Pyotr Andreev sat glued to the television.
‘The White House, Pentagon and Pacific Command in Hawaii all declined to comment on the reports coming out of Paris. But other news agencies in Europe confirmed them. To repeat, Agence Presse reported today that U.S. aircraft in Siberia have engaged Chinese air and ground forces violating the border of the former Republic of Russia. And in Beijing, the Foreign Ministry reiterated its demand that UN troops withdraw from Siberia. “The claims of the former Republic of Russia to Asia,” the Foreign Ministry said, “have never been accepted by the People’s Republic of China and have no legitimate basis in law or in fact.”’
‘Aren’t you going to eat your bweakfast, daddy?’ Masha asked.

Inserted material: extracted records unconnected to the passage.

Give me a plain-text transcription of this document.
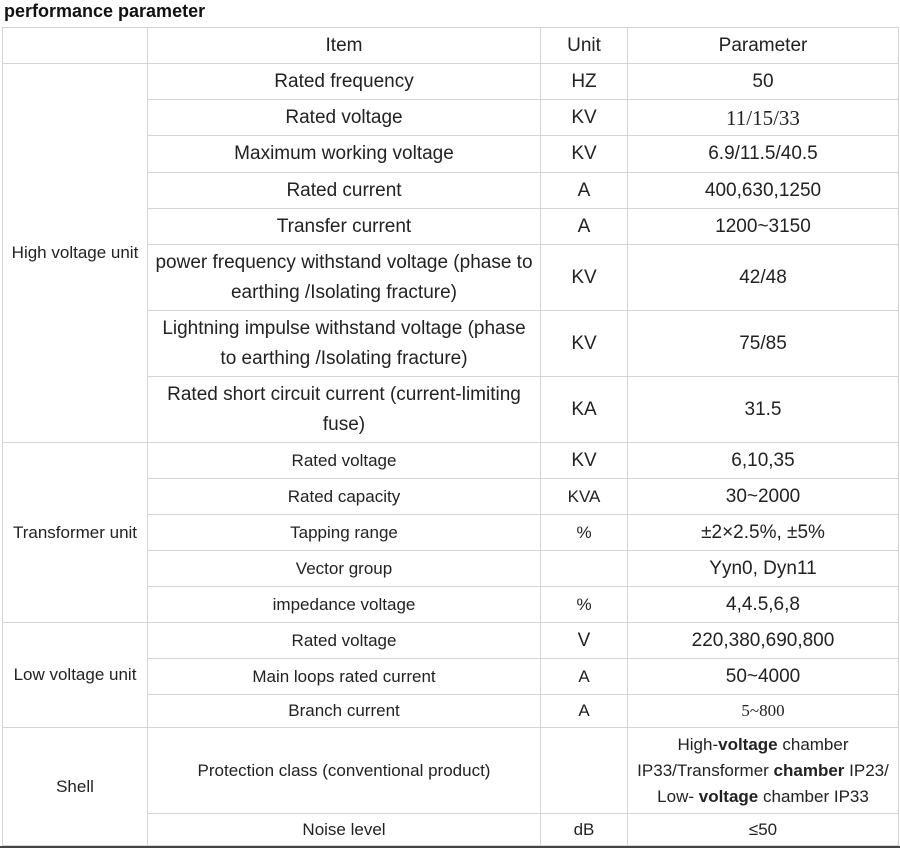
performance parameter
	Item	Unit	Parameter
High voltage unit	Rated frequency	HZ	50
	Rated voltage	KV	11/15/33
	Maximum working voltage	KV	6.9/11.5/40.5
	Rated current	A	400,630,1250
	Transfer current	A	1200~3150
	power frequency withstand voltage (phase to earthing /Isolating fracture)	KV	42/48
	Lightning impulse withstand voltage (phase to earthing /Isolating fracture)	KV	75/85
	Rated short circuit current (current-limiting fuse)	KA	31.5
Transformer unit	Rated voltage	KV	6,10,35
	Rated capacity	KVA	30~2000
	Tapping range	%	±2×2.5%, ±5%
	Vector group		Yyn0, Dyn11
	impedance voltage	%	4,4.5,6,8
Low voltage unit	Rated voltage	V	220,380,690,800
	Main loops rated current	A	50~4000
	Branch current	A	5~800
Shell	Protection class (conventional product)		High-voltage chamber IP33/Transformer chamber IP23/ Low- voltage chamber IP33
	Noise level	dB	≤50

It was in such flawless English that Pyotr and Olga both turned. Olga beamed as she dished out pancakes. The girls already spoke to each other exclusively in English. And they had met American friends and adopted American ways. All the trouble seemed so far away.
‘Satellite photographs,’ the news continued, ‘apparently show mass graves just on the outskirts of Moscow. The State Department was unable to speculate whether the deaths were from starvation or disease — which have grown to crisis proportions in Moscow — or from political repression by the Anarchists.’
The television went dark. ‘Come, eat,’ Olga said. She laid the remote control on the table. She wouldn’t look him in the face. His eyes were drawn repeatedly to the darkened television screen.
Chapter Eleven
The C-130 revved its engines. Stempel looked back over his shoulder at the noise. Snow flew off the one-lane road behind the engines. The aircraft had just dropped him and his new platoon in Siberia. Others like it had offloaded the rest of 2nd Battalion, 263rd Infantry. They had flown them in from Japan via Vladivostok. Now they were leaving. Stempel shivered when the backblast washed over the ranks. The stubby, dark green aircraft sped away. It lifted easily into the air. It was empty.
‘2nd Platoo-o-on,’ the lieutenant called out, ‘lock ’n load!’ Men busied themselves all around Stempel. They worked on weapons. It reinforced the nakedness he felt at having no weapon. It was like one of those dreams that you had, showing up at school with no pants. Only it wasn’t a dream.
His bulging white Arctic Bag was strapped onto his back. Mountain Bag for sleeping. Air mattress. He’d read the instructions on the plane. You laced the water-repellent Arctic Bag onto the sleeping bag. It had a quick release zipper for emergency exits.
The platoon sergeant decided Stempel’s load was too light. He hung four ammo belts for the platoon’s two M-60s around his neck. ‘Stick close to the LT,’ he said. Stempel was an unknown quantity. An outsider. Dead weight.
‘Don’t you got a pocket knife or anything, man?’ someone asked. Everyone laughed. It was the jittery laughter of nervousness.
Stempel looked at the sky. The transports were gone. All was quiet. Even the men moving off the road seemed to make no noise. The warmth of his Arctic gear seeped out. It was replaced by the same cold that scraped at his cheeks with each breeze. The sky was clear. The sun was still high in the early afternoon sky. But it seemed to emit no heat.